L’erreur fondamentale commise par le PS entre 2002 et 2007 est d’avoir cru, ou d’avoir feint de croire (car en réalité personne n’était dupe), qu’il était possible de repousser le choix du candidat après la rédaction du programme. Le résultat objectif est que pendant quatre ans, de 2002 à 2006, les socialistes n’ont parlé de rien. Pour une raison simple : il était impossible pour qui que ce soit de prendre une position forte sur un sujet difficile, de peur de se faire canarder dès le lendemain matin par les petits camarades présidentiables. Résultat des courses : le programme adopté par le PS en 2006 est une fontaine d’eau tiède, dans laquelle toutes les questions qui fâchent ont été soigneusement évitées. Les nouvelles couleurs données à ce programme par Ségolène ne pouvaient suffire à le rendre crédible aux yeux des Français.

Exemple évident illustrant ce point : la terrible séquence du débat télévisé portant sur les retraites, dans laquelle Sarkozy a conduit la candidate socialiste à proposer une taxe sur les revenus boursiers. Non pas qu’une telle taxe soit, en tant que telle, inenvisageable : le fonds de réserve pour les retraites est déjà en partie alimenté par une (modeste) contribution sociale sur les revenus de placement, et rien n’interdit de la relever dans le cadre du nécessaire rééquilibrage travail-capital de notre système fiscal. Mais cette réponse tout de même un peu courte rappelait à des millions de Français que pendant des années les socialistes se sont contentés de célébrer l’abrogation future de la loi Fillon. Alors même que l’immense majorité de l’opinion sait depuis des années que la pérennité de notre système de retraites exige des réformes précises et courageuses.

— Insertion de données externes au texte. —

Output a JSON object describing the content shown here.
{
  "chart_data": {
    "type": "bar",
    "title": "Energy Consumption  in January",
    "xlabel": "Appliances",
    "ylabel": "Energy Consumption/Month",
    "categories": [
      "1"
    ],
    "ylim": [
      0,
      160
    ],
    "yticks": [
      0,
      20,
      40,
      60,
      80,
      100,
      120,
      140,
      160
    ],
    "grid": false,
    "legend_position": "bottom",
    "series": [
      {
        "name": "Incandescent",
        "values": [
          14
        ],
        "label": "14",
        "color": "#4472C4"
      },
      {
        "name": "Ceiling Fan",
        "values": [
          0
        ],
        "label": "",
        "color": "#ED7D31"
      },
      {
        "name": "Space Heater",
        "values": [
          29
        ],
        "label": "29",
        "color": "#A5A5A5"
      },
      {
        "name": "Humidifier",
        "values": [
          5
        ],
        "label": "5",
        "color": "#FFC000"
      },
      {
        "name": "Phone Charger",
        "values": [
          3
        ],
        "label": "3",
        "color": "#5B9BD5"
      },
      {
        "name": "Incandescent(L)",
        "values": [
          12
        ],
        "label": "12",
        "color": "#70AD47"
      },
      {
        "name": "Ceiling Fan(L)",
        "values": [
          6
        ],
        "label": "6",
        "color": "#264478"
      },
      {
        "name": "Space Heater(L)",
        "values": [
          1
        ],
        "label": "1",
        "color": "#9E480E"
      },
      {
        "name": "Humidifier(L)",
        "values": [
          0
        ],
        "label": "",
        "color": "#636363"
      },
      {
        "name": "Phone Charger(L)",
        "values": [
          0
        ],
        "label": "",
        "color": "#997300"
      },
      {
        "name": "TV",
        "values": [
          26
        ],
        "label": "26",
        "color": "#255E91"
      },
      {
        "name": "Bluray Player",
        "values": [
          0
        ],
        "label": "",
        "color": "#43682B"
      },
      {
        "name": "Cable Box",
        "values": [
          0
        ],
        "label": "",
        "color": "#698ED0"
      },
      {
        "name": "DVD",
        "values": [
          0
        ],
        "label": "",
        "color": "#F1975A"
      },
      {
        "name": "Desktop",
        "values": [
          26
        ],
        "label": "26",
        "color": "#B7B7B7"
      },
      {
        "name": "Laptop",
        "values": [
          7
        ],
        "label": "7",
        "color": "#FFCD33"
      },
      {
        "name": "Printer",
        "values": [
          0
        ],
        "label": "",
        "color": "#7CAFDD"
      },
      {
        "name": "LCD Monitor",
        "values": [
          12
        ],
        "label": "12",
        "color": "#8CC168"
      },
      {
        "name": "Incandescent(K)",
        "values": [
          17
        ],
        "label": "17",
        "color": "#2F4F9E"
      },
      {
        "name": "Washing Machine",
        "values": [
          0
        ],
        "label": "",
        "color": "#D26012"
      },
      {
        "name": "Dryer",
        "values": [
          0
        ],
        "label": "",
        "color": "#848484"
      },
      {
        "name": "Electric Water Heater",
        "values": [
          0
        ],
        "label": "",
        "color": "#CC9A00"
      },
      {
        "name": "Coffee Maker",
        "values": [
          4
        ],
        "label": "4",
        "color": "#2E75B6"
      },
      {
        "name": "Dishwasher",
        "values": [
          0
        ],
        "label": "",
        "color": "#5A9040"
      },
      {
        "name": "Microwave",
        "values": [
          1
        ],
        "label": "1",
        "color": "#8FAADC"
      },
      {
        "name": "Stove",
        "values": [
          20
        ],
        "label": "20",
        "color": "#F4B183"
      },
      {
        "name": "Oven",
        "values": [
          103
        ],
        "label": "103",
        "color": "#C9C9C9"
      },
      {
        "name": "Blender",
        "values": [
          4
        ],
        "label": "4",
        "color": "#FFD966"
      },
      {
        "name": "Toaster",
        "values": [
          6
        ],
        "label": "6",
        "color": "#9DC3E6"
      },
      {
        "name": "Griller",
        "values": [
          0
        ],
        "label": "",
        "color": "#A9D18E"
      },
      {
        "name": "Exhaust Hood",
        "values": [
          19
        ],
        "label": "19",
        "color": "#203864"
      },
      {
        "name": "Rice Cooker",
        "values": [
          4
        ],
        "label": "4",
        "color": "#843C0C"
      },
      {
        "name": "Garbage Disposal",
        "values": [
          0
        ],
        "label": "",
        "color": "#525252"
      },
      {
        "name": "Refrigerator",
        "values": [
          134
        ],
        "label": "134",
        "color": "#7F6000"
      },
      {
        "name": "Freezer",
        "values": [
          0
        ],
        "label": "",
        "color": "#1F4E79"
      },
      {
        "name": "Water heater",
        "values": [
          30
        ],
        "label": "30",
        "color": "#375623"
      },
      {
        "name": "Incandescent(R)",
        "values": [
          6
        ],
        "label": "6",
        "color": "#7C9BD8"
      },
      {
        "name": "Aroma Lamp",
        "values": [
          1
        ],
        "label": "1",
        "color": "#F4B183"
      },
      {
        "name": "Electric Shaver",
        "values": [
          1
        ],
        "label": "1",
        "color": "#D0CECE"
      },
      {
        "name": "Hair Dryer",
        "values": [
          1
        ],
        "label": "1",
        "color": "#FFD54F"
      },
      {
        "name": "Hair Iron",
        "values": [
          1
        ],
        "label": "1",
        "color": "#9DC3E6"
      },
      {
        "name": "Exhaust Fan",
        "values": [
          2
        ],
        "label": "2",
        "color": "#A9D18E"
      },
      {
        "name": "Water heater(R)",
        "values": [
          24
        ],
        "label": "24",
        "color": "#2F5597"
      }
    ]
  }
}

La priorité aujourd’hui est de tout faire pour éviter cette erreur en 2007-2012. Il faut qu’avant la fin de l’année 2007 ait lieu, sous une forme ou sous une autre, un vote des militants (éventuellement élargi aux sympathisants), auquel se soumettront tous ceux qui aspirent à mener le projet socialiste, et qui permettra de désigner un leader incontesté jusqu’en 2012. On entend déjà les arguments fallacieux expliquant qu’une telle personnalisation serait contraire à l’identité collective du parti, etc. En vérité, c’est exactement le contraire : c’est justement parce que les questions de personnes sont totalement secondaires par rapport aux questions de programmes et aux débats d’idées (contrairement à une idée répandue, de très nombreuses personnes ont les qualités pour être président de la République, même Sarkozy) qu’il faut s’empresser de trancher les premières pour pouvoir vite passer aux secondes. Pour sortir au plus vite du combat des chefs et éviter que la catastrophe ne se reproduise, il est urgent aujourd’hui que les militants et sympathisants se mobilisent fortement.

Thomas Piketty est directeur d’études à l’EHESS et professeur à l’Ecole d’économie de Paris.